Günümüzde dahi çiçekler ve romantizm arasında önlemez bir bağ olduğunu herkes biliyor. Tüm özel günlerde erkekler sevdiklerine çiçek alarak romantizmin en temel kuralını yerine getiriyorlar. ktorya döneminden yayınlanan The Etiquette of Flowers isimli kitapta, kurdele renklerinin ve çiçek türlerinin ne anlama geldiği ayrıntılı bir şekilde açıklanıyordu. Bu kitabın yayınlanmasından sonra çiftler farklı çiçeklerle iletişim kurmaya başladı. Aslında çiçeklerin kodları geleneksel İngiliz folklorundan türetilmişti. Ancak dönemin romantik yazarları, İngiliz halkına çiçeklerin dilinden bahsederken yeni anlamlar icat ederek flörtleşmenin harika bir yolunu buldu.
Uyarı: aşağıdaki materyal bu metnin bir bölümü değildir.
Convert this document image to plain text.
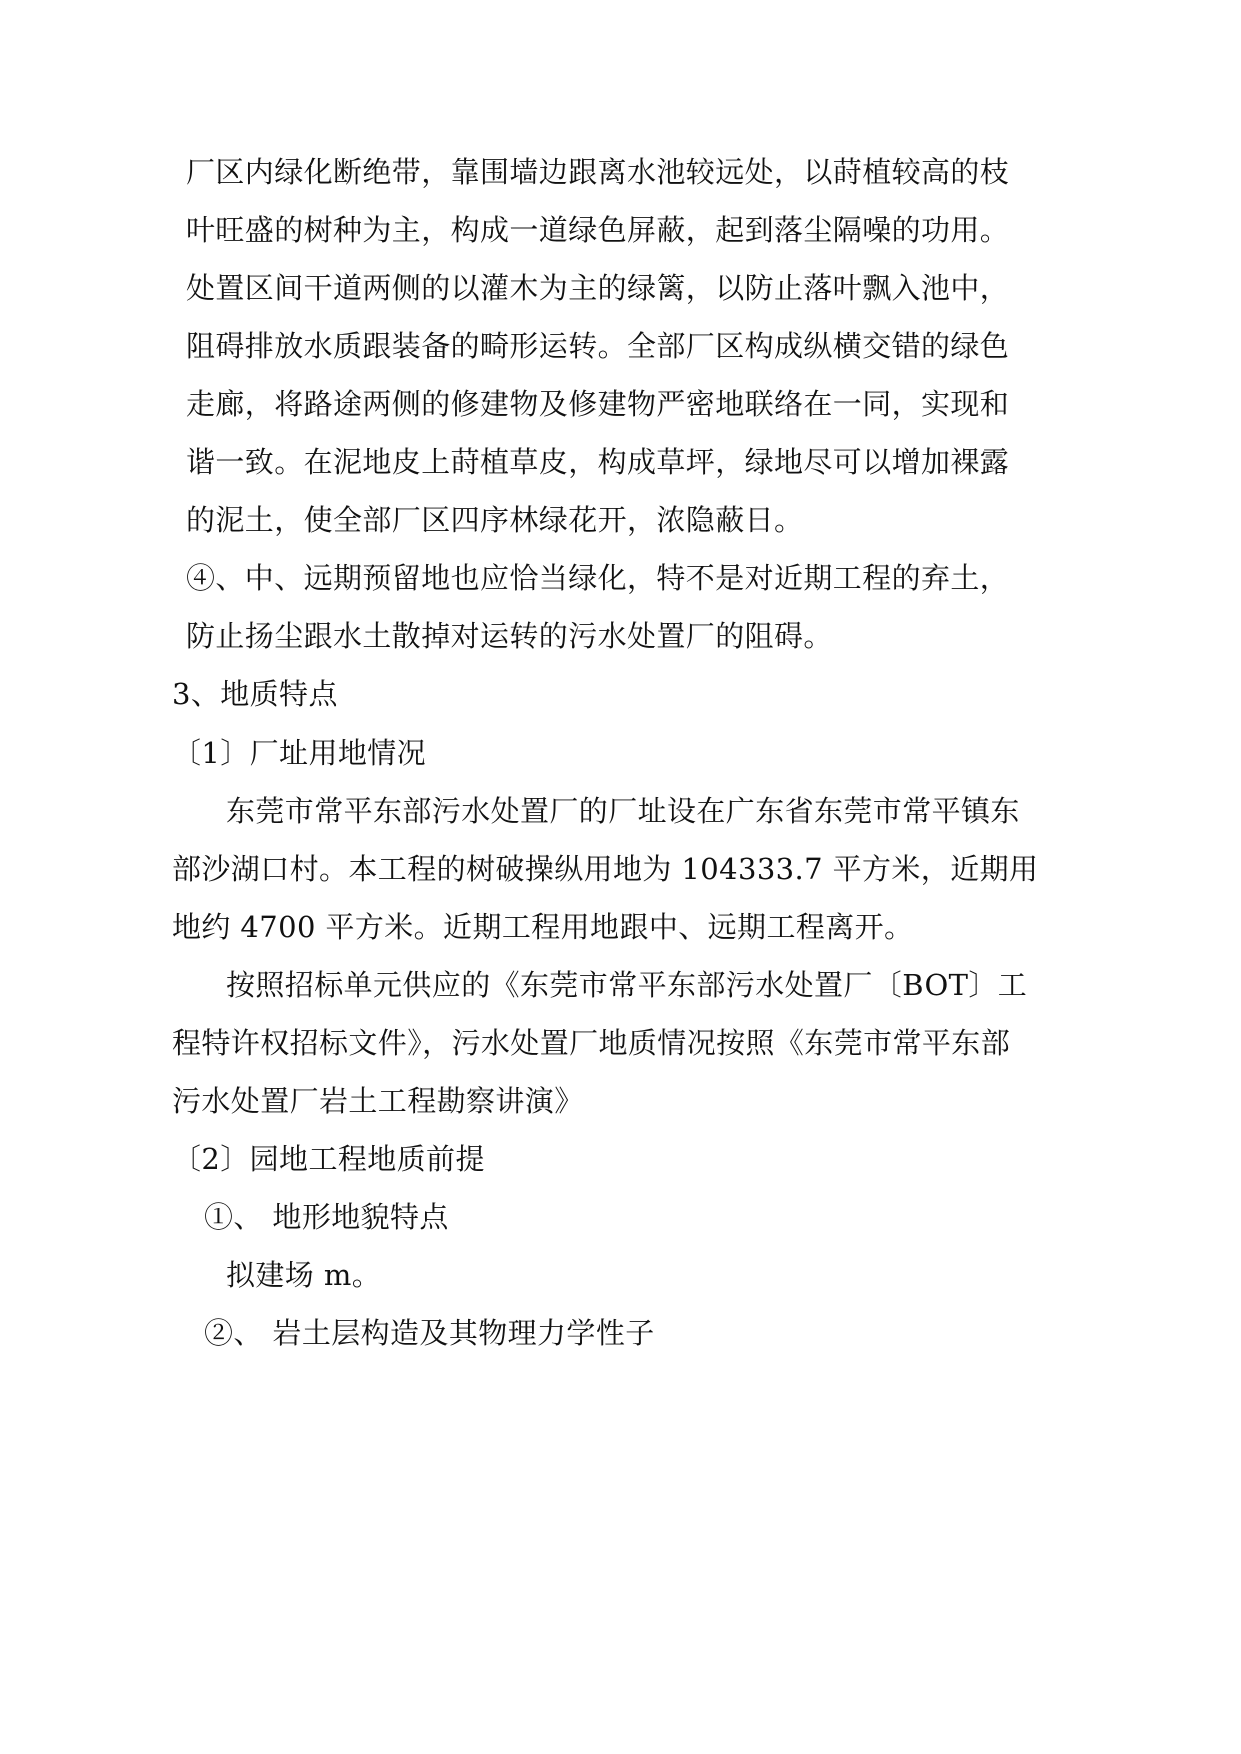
厂区内绿化断绝带，靠围墙边跟离水池较远处，以莳植较高的枝
叶旺盛的树种为主，构成一道绿色屏蔽，起到落尘隔噪的功用。
处置区间干道两侧的以灌木为主的绿篱，以防止落叶飘入池中，
阻碍排放水质跟装备的畸形运转。全部厂区构成纵横交错的绿色
走廊，将路途两侧的修建物及修建物严密地联络在一同，实现和
谐一致。在泥地皮上莳植草皮，构成草坪，绿地尽可以增加裸露
的泥土，使全部厂区四序林绿花开，浓隐蔽日。
④、中、远期预留地也应恰当绿化，特不是对近期工程的弃土，
防止扬尘跟水土散掉对运转的污水处置厂的阻碍。
3、地质特点
〔1〕厂址用地情况
东莞市常平东部污水处置厂的厂址设在广东省东莞市常平镇东
部沙湖口村。本工程的树破操纵用地为 104333.7 平方米，近期用
地约 4700 平方米。近期工程用地跟中、远期工程离开。
按照招标单元供应的《东莞市常平东部污水处置厂〔BOT〕工
程特许权招标文件》，污水处置厂地质情况按照《东莞市常平东部
污水处置厂岩土工程勘察讲演》
〔2〕园地工程地质前提
①、 地形地貌特点
拟建场 m。
②、 岩土层构造及其物理力学性子
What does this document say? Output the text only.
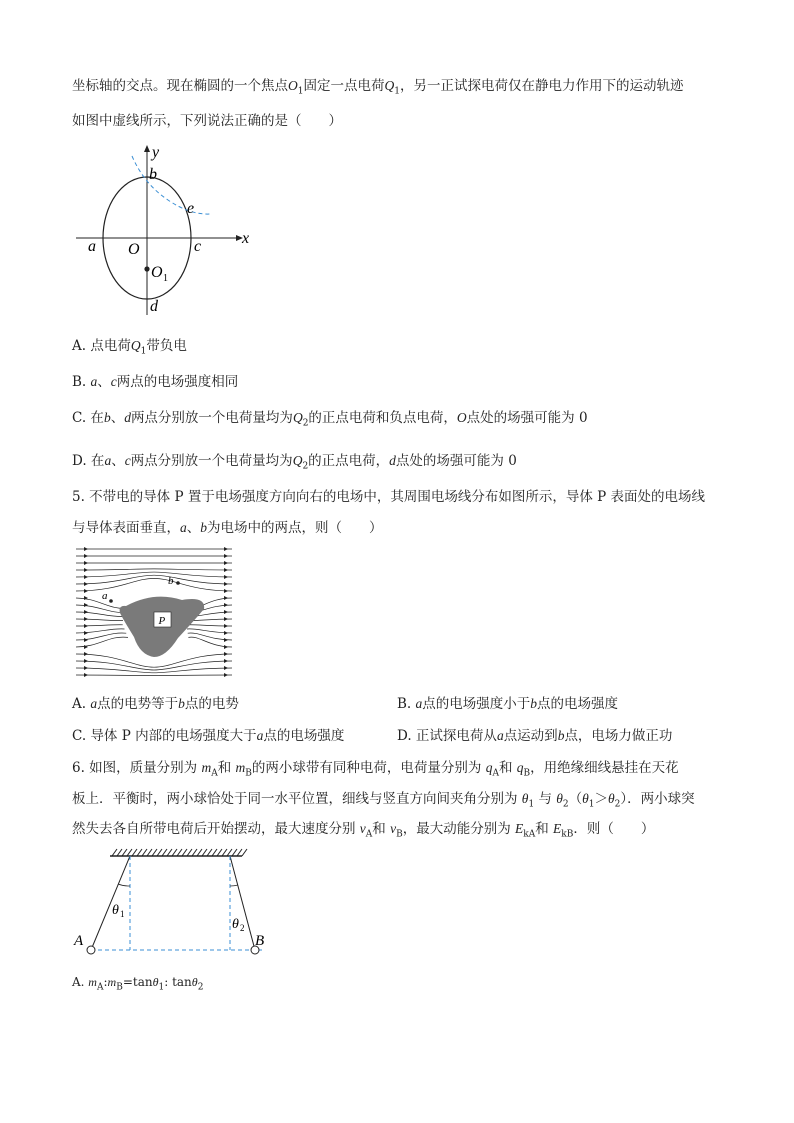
坐标轴的交点。现在椭圆的一个焦点$O_1$固定一点电荷$Q_1$，另一正试探电荷仅在静电力作用下的运动轨迹
如图中虚线所示，下列说法正确的是（　　）
y
x
b
e
a O	c
O 1
d
A. 点电荷$Q_1$带负电
B. a、c两点的电场强度相同
C. 在b、d两点分别放一个电荷量均为$Q_2$的正点电荷和负点电荷，O点处的场强可能为 0
D. 在a、c两点分别放一个电荷量均为$Q_2$的正点电荷，d点处的场强可能为 0
5. 不带电的导体 P 置于电场强度方向向右的电场中，其周围电场线分布如图所示，导体 P 表面处的电场线
与导体表面垂直，a、b为电场中的两点，则（　　）
P
a
b
A. a点的电势等于b点的电势	B. a点的电场强度小于b点的电场强度
C. 导体 P 内部的电场强度大于a点的电场强度	D. 正试探电荷从a点运动到b点，电场力做正功
6. 如图，质量分别为 $m_A$和 $m_B$的两小球带有同种电荷，电荷量分别为 $q_A$和 $q_B$，用绝缘细线悬挂在天花
板上．平衡时，两小球恰处于同一水平位置，细线与竖直方向间夹角分别为 $\theta_1$ 与 $\theta_2(\theta_1>\theta_2)$．两小球突
然失去各自所带电荷后开始摆动，最大速度分别 $v_A$和 $v_B$，最大动能分别为 $E_{kA}$和 $E_{kB}$．则（　　）
A	B
θ 1
θ 2
A. $m_A:m_B=\tan\theta_1$: tanθ$_2$
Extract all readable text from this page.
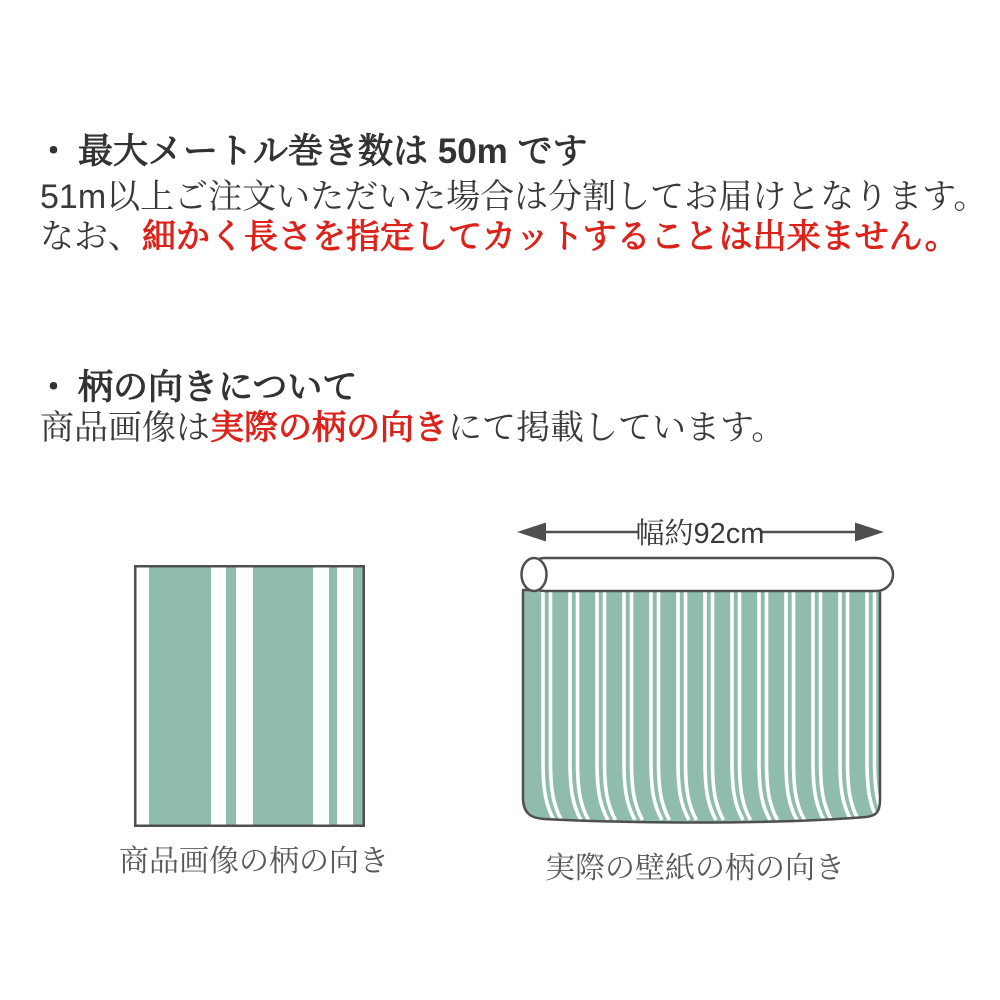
・ 最大メートル巻き数は 50m です
51m以上ご注文いただいた場合は分割してお届けとなります。
なお、細かく長さを指定してカットすることは出来ません。
・ 柄の向きについて
商品画像は実際の柄の向きにて掲載しています。
商品画像の柄の向き
幅約92cm
実際の壁紙の柄の向き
Tanışma kartları olarak da isimlendirilen aşk kartları 19. yy’da oldukça popülerdi. Victoriya dönemindeki gençler bu yöntemi genellikle aile büyüklerine yakalanmamak için tercih ederdi. Örneğin bir erkek hoşlandığı kadına beni seviyor musun diye sormak istiyorsa bir karta sadece cümlelerin baş harfleri yazar ve flörtüne uzatırdı. Kadın notu okuduktan sonra kartı sağ eline alırsa “sevmiyorum” sol eline alırsa “evet, seviyorum” anlamına gelirdi.